Adoptive cell therapy using CAR-T cells or TILs in association with anti PD-(L)1 ICI are starting to be developed in BC, and some case reports have shown that this strategy can give strong and lasting tumor responses in very selected patients [164]. In mTNBC, numerous phase 1 trials are currently ongoing with CAR-T cells directed against various tumor antigens (mesothelin, cMET, MUC1, …) [165].

It should be noted that many new effective cytotoxic treatments are currently being developed in BC in the form of antibiotic-drug conjugates (ADC): even in the absence of a strong immunological rationale, several combination trials are already testing anti-PD-1 with sacituzumab govitecan (an antibody targeting the human trophoblast cell-surface antigen 2) (NCT03424005, NCT04468061), or ladiratuzumab vedotin [166].

6. Conclusions

Clinical results with anti-PD-(L)1 immunotherapy in breast cancer are mixed. It seems that monotherapy with these ICIs is clearly not sufficient to induce a deep and lasting response in the majority of patients, making it necessary to combine them with other treatments to achieve therapeutic synergy (Figure 2).

Figure 2

The different tumor immunophenotypes in breast cancer: “cold” tumor, immune-excluded tumor and “hot” tumor (Created with BioRender.com).

A large number of association trials are currently under way in all BC subtypes, and, in parallel, in metastatic and in early stage disease. However, it is worrying to note that all these efforts are moving forward in an uncoordinated manner, and most often without a strong immunological rationale.

It is quite probable that treatments based on immunotherapy only work in certain subgroups of BC subtypes and/or patients. Consequently, identifying these different clinical-biological entities, and their respective probability of response, should be a priority, in order to select the patients who may most benefit now from existing drugs (to clearly confirm the benefit), and conversely to prioritize access to clinical research programs for others, with a view to increasing the probability of response through therapeutic associations. In addition, the optimal schedule of administration of ICIs targeting PD-1 or PD-L1 with other therapeutic partners, their respective doses, and the treatment sequence are points that remain to be clarified.

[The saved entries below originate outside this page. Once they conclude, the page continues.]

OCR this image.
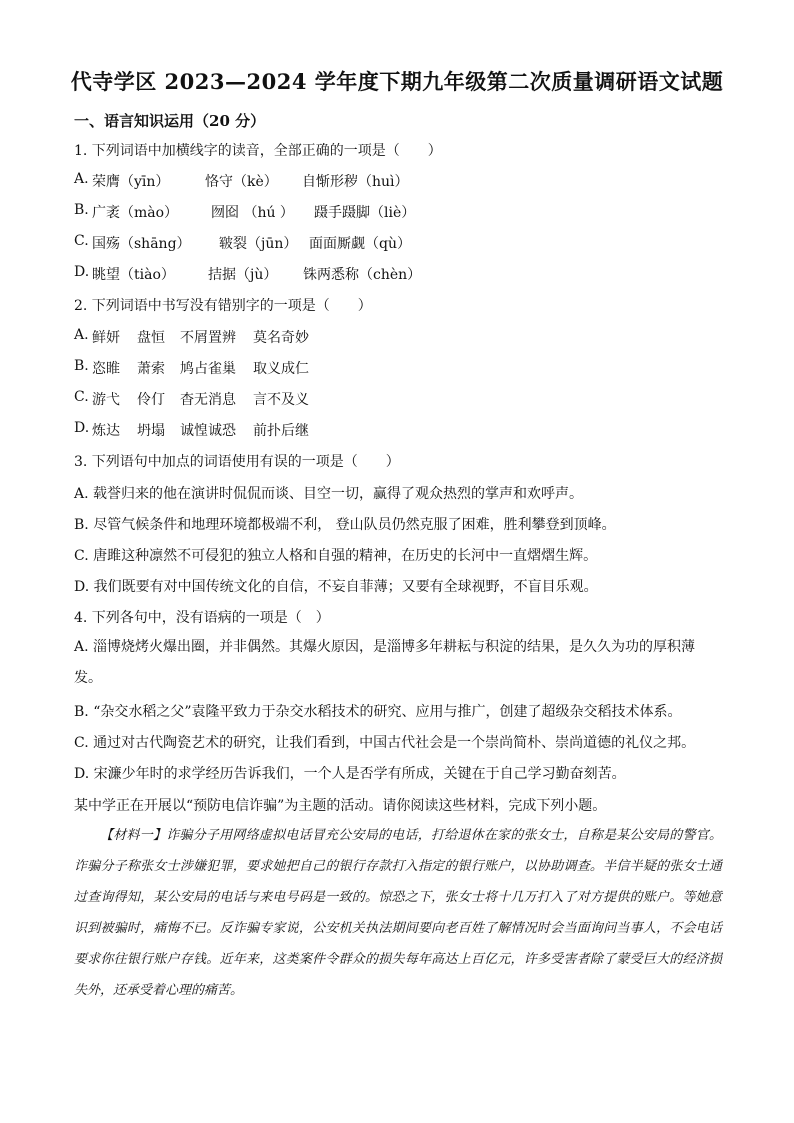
代寺学区 2023—2024 学年度下期九年级第二次质量调研语文试题
一、语言知识运用（20 分）
1. 下列词语中加横线字的读音，全部正确的一项是（　　）
A. 荣膺（yīn）	恪守（kè） 自惭形秽（huì）
B. 广袤（mào） 囫囵 （hú ） 蹑手蹑脚（liè）
C. 国殇（shāng） 皲裂（jūn） 面面厮觑（qù）
D. 眺望（tiào） 拮据（jù） 铢两悉称（chèn）
2. 下列词语中书写没有错别字的一项是（　　）
A. 鲜妍 盘恒 不屑置辨 莫名奇妙
B. 恣睢 萧索 鸠占雀巢 取义成仁
C. 游弋 伶仃 杳无消息 言不及义
D. 炼达 坍塌 诚惶诚恐 前扑后继
3. 下列语句中加点的词语使用有误的一项是（　　）
A. 载誉归来的他在演讲时侃侃而谈、目空一切，赢得了观众热烈的掌声和欢呼声。
B. 尽管气候条件和地理环境都极端不利， 登山队员仍然克服了困难，胜利攀登到顶峰。
C. 唐雎这种凛然不可侵犯的独立人格和自强的精神，在历史的长河中一直熠熠生辉。
D. 我们既要有对中国传统文化的自信，不妄自菲薄；又要有全球视野，不盲目乐观。
4. 下列各句中，没有语病的一项是（　）
A. 淄博烧烤火爆出圈，并非偶然。其爆火原因，是淄博多年耕耘与积淀的结果，是久久为功的厚积薄发。
B. “杂交水稻之父”袁隆平致力于杂交水稻技术的研究、应用与推广，创建了超级杂交稻技术体系。
C. 通过对古代陶瓷艺术的研究，让我们看到，中国古代社会是一个崇尚简朴、崇尚道德的礼仪之邦。
D. 宋濂少年时的求学经历告诉我们，一个人是否学有所成，关键在于自己学习勤奋刻苦。
某中学正在开展以“预防电信诈骗”为主题的活动。请你阅读这些材料，完成下列小题。
【材料一】诈骗分子用网络虚拟电话冒充公安局的电话，打给退休在家的张女士，自称是某公安局的警官。诈骗分子称张女士涉嫌犯罪，要求她把自己的银行存款打入指定的银行账户，以协助调查。半信半疑的张女士通过查询得知，某公安局的电话与来电号码是一致的。惊恐之下，张女士将十几万打入了对方提供的账户。等她意识到被骗时，痛悔不已。反诈骗专家说，公安机关执法期间要向老百姓了解情况时会当面询问当事人，不会电话要求你往银行账户存钱。近年来，这类案件令群众的损失每年高达上百亿元，许多受害者除了蒙受巨大的经济损失外，还承受着心理的痛苦。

The challenges to be faced in the years to come are daunting if immunotherapy is to reach its full potential in breast cancer. We must continue our search to find the best possible combination for a given patient, depending on the subtype of disease, the tumor immune microenvironment, and the patient’s immunological context (degree of immunosuppression, microbiota, comedications, etc.).